Le seuil de post-urgence de 20 mSv/an reste valide encore aujourd’hui dans Fukushima pour définir la zone d’exclusion. Ce fait pose plusieurs problèmes. Premièrement, les seuils sont calculés par rapport à la "référence homme". Or, dans le cas d’un accident nucléaire, cette référence est appliquée aussi bien aux enfants qu’aux femmes, plus radiosensibles que les hommes.
Deuxièmement, il n’y a eu aucune réévaluation du seuil de référence. Il est recommandé qu’une réduction progressive soit faite pour atteindre à terme 1 mSv/an. En lieu et place de cela, lorsque la dose devient inférieure à 20 mSv/an, le gouvernement japonais lève l’ordre d’évacuation et autorise les personnes à entrer et à s’installer librement.
C’est dans ce contexte que nous devons situer l’usage du concept de la "résilience". Ainsi, une nouvelle politique a été mise en place par une décision du Conseil des ministres du 20 juin 2025, permettant de laisser à la responsabilité individuelle la gestion de l’exposition aux radiations et de la consommation alimentaire. En d’autres termes, l’État n’en est plus responsable.
Une reconstruction en trompe-l’œil
Dans des territoires contaminés ainsi ouverts, le taux de retour de la population est variable mais demeure faible. Quant aux communes situées près de la centrale de Fukushima Daiichi dans la région côtière, les populations nouvellement installées y sont plus nombreuses que les ancien·nes habitant·es. Attirées par les aides diverses, les populations immigrées sont plutôt de la jeune génération.
Les frais de démolition des maisons situées dans les (ex-)zones d’évacuation sont pris en charge par le gouvernement si la demande est enregistrée durant l’année suivant la date de levée de l’ordre d’évacuation. Passée cette date, les frais de démolition et de traitement des déchets radioactifs sont à la charge des propriétaires. Dans ce contexte, ces derniers ont tout intérêt à demander la démolition malgré l’attachement à leur maison. Le résultat est un paysage rasé, méconnaissable et désolant aux yeux des ancien·nes habitant·es.

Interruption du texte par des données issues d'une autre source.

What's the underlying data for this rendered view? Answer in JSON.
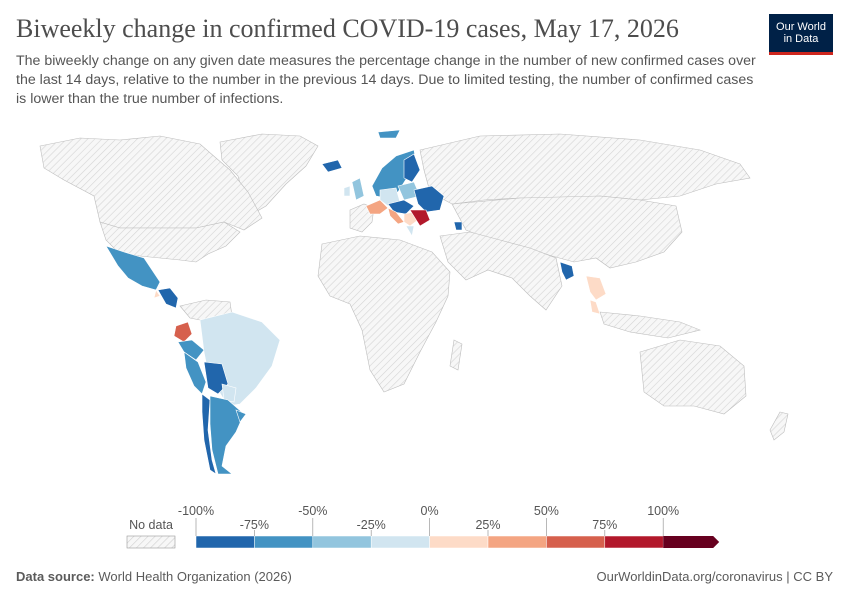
{
  "header": {
    "title": "Biweekly change in confirmed COVID-19 cases, May 17, 2026",
    "subtitle": "The biweekly change on any given date measures the percentage change in the number of new confirmed cases over the last 14 days, relative to the number in the previous 14 days. Due to limited testing, the number of confirmed cases is lower than the true number of infections."
  },
  "logo": {
    "line1": "Our World",
    "line2": "in Data"
  },
  "legend": {
    "no_data_label": "No data",
    "bins": [
      {
        "label": "-100%",
        "color": "#2166ac"
      },
      {
        "label": "-75%",
        "color": "#4393c3"
      },
      {
        "label": "-50%",
        "color": "#92c5de"
      },
      {
        "label": "-25%",
        "color": "#d1e5f0"
      },
      {
        "label": "0%",
        "color": "#fddbc7"
      },
      {
        "label": "25%",
        "color": "#f4a582"
      },
      {
        "label": "50%",
        "color": "#d6604d"
      },
      {
        "label": "75%",
        "color": "#b2182b"
      },
      {
        "label": "100%",
        "color": "#67001f"
      }
    ]
  },
  "footer": {
    "source_label": "Data source:",
    "source_text": "World Health Organization (2026)",
    "link_text": "OurWorldinData.org/coronavirus | CC BY"
  }
}
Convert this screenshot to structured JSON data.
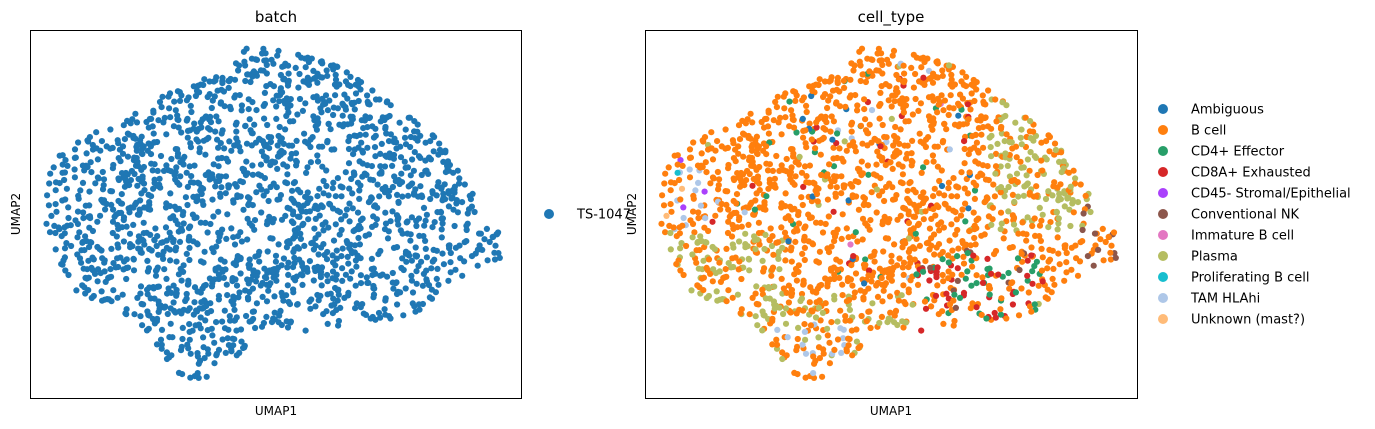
{
  "chart_data": [
    {
      "type": "scatter",
      "title": "batch",
      "xlabel": "UMAP1",
      "ylabel": "UMAP2",
      "xticks": "none",
      "yticks": "none",
      "grid": false,
      "legend_placement": "right",
      "categories": [
        {
          "name": "TS-1047",
          "color": "#1f77b4"
        }
      ],
      "xlim": [
        -1.0,
        1.0
      ],
      "ylim": [
        -1.0,
        1.0
      ],
      "points": "approx. 1800 cells forming a single cloud spanning the embedding"
    },
    {
      "type": "scatter",
      "title": "cell_type",
      "xlabel": "UMAP1",
      "ylabel": "UMAP2",
      "xticks": "none",
      "yticks": "none",
      "grid": false,
      "legend_placement": "right",
      "xlim": [
        -1.0,
        1.0
      ],
      "ylim": [
        -1.0,
        1.0
      ],
      "categories": [
        {
          "name": "Ambiguous",
          "color": "#1f77b4"
        },
        {
          "name": "B cell",
          "color": "#ff7f0e"
        },
        {
          "name": "CD4+ Effector",
          "color": "#279e68"
        },
        {
          "name": "CD8A+ Exhausted",
          "color": "#d62728"
        },
        {
          "name": "CD45- Stromal/Epithelial",
          "color": "#aa40fc"
        },
        {
          "name": "Conventional NK",
          "color": "#8c564b"
        },
        {
          "name": "Immature B cell",
          "color": "#e377c2"
        },
        {
          "name": "Plasma",
          "color": "#b5bd61"
        },
        {
          "name": "Proliferating B cell",
          "color": "#17becf"
        },
        {
          "name": "TAM HLAhi",
          "color": "#aec7e8"
        },
        {
          "name": "Unknown (mast?)",
          "color": "#ffbb78"
        }
      ]
    }
  ]
}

Dans la région côtière dépeuplée, on trouve des bâtiments flambant neufs : logements, écoles, centres d’accueil, hôtels, laboratoires, usines, entreprises, etc. Cette région est maintenant connue sous le nom d’Innovation Coast, une région côtière qui abrite des centres de recherche et développement et des industries de haute technologie. Cette vitrine de la reconstruction contraste fortement avec ce qui existait avant la triple catastrophe, d’un point de vue humain, communautaire et culturel.
Compte tenu de la série de violations des droits humains commises à l’encontre des évacué·es et des résident·es, l’objectif de cette approche de "reconstruction" n’est certainement pas de venir en aide à la population. Il s’agit plutôt de sauver le prestige de l’État japonais et de renforcer l’industrie nucléaire japonaise et internationale en montrant qu’il est possible de se remettre d’un grave accident nucléaire, et que l’humanité est désormais capable de vivre avec la radioactivité.